CATARINA SILVA

Nome completo
Catarina da Cunha Silva

Nascimento
19 de Setembro de 1997, Guimarães

Profissão
Militar

Não falta muito para Catarina Silva partir na sua primeira missão. A República Centro-Africana é o destino desta vimaranense, que para além de ser a segunda mulher a integrar a unidade de combate, é também a mais nova do grupo, partilhando os 21 anos apenas com um camarada. Embora prefira manter-se no anonimato e não goste de dar entrevistas, Catarina Silva mostrou, ao longo da conversa com o Mais Guimarães, realmente o que disse ser: “primo muito pelo atavio, pela exigência, pelo ajudar o outro, por ser genuína”. Conheça um pouco da história da jovem, que já tem muito para contar.

“Sempre fui uma miúda mais ligada aos primos e ao irmão, porque as primas eram mais velhas que eu. Era mais protegida e habituei-me mais à presença deles do que delas”, começou por explicar. Na infância, recorda-se que a mãe lhe tentava “incutir roupas de menina”, mas nunca teve muita sorte. O estilo “maria-rapaz” era o que mais se adequava à sua personalidade e assim ficou. Catarina Silva sempre foi muito dedicada aos estudos e ao desporto. Praticou basquetebol e posteriormente kickboxing – sempre no Vitória, o clube de coração -, desportos que a própria considera “tipicamente mais masculinos”. A esses gostos “diferentes das miúdas da mesma idade”, acrescentava-se o fascínio pela vida militar, pelas armas e filmes de guerra. “Lembro-me do meu avô contar as histórias sobre a PIDE, sempre teve aquele espírito revolucionário. O meu pai também foi militar, da tropa obrigatória, mas foi de Cavalaria que é a minha área”, revelou.

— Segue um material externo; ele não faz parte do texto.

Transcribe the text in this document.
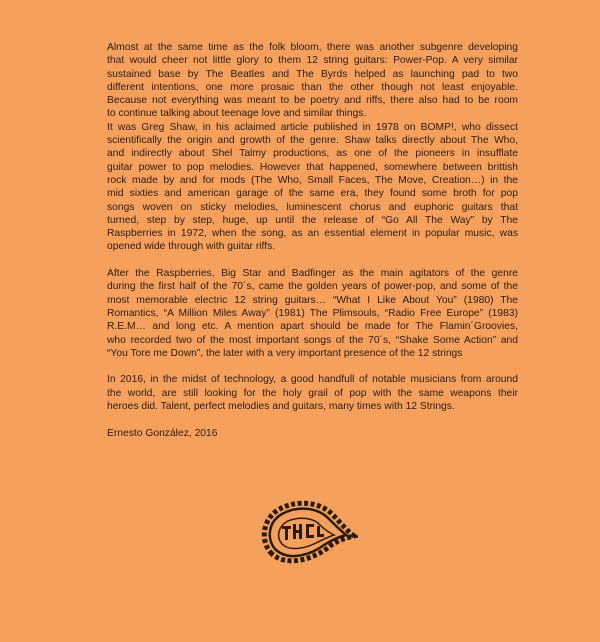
Almost at the same time as the folk bloom, there was another subgenre developing
that would cheer not little glory to them 12 string guitars: Power-Pop. A very similar
sustained base by The Beatles and The Byrds helped as launching pad to two
different intentions, one more prosaic than the other though not least enjoyable.
Because not everything was meant to be poetry and riffs, there also had to be room
to continue talking about teenage love and similar things.
It was Greg Shaw, in his aclaimed article published in 1978 on BOMP!, who dissect
scientifically the origin and growth of the genre. Shaw talks directly about The Who,
and indirectly about Shel Talmy productions, as one of the pioneers in insufflate
guitar power to pop melodies. However that happened, somewhere between brittish
rock made by and for mods (The Who, Small Faces, The Move, Creation…) in the
mid sixties and american garage of the same era, they found some broth for pop
songs woven on sticky melodies, luminescent chorus and euphoric guitars that
turned, step by step, huge, up until the release of “Go All The Way” by The
Raspberries in 1972, when the song, as an essential element in popular music, was
opened wide through with guitar riffs.
After the Raspberries, Big Star and Badfinger as the main agitators of the genre
during the first half of the 70´s, came the golden years of power-pop, and some of the
most memorable electric 12 string guitars… “What I Like About You” (1980) The
Romantics, “A Million Miles Away” (1981) The Plimsouls, “Radio Free Europe” (1983)
R.E.M… and long etc. A mention apart should be made for The Flamin´Groovies,
who recorded two of the most important songs of the 70´s, “Shake Some Action” and
“You Tore me Down”, the later with a very important presence of the 12 strings
In 2016, in the midst of technology, a good handfull of notable musicians from around
the world, are still looking for the holy grail of pop with the same weapons their
heroes did. Talent, perfect melodies and guitars, many times with 12 Strings.
Ernesto González, 2016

Muito estudiosa, optou por seguir Artes, contra a vontade dos pais. Mas este é outro sonho seu, que levou a vimaranense a estudar também Arquitectura. Ainda assim, não descurou do seu maior objetivo. “Fui para a tropa com 17 anos. Na altura, pensei que era a melhor fase, porque estava em boa forma e sabia que se depois quisesse entrar na Academia seria mais fácil. Como sabia que ia ser vantajoso, porque podia estudar e trabalhar ao mesmo tempo, convenci-me que aquela era a altura. Convenci o meu irmão a vir comigo, eu com 17 e ele com 23 ou 24. Passamos os dois nas provas, mas não pude ficar na recruta dele porque era menor. Tive que esperar por uma incorporação até ter 18 anos e calhou-me a de S. Jacinto, dos paraquedistas. Gostei imenso de fazer lá a recruta”, explicou. Como queria ficar perto de casa, escolheu a Cavalaria de Braga.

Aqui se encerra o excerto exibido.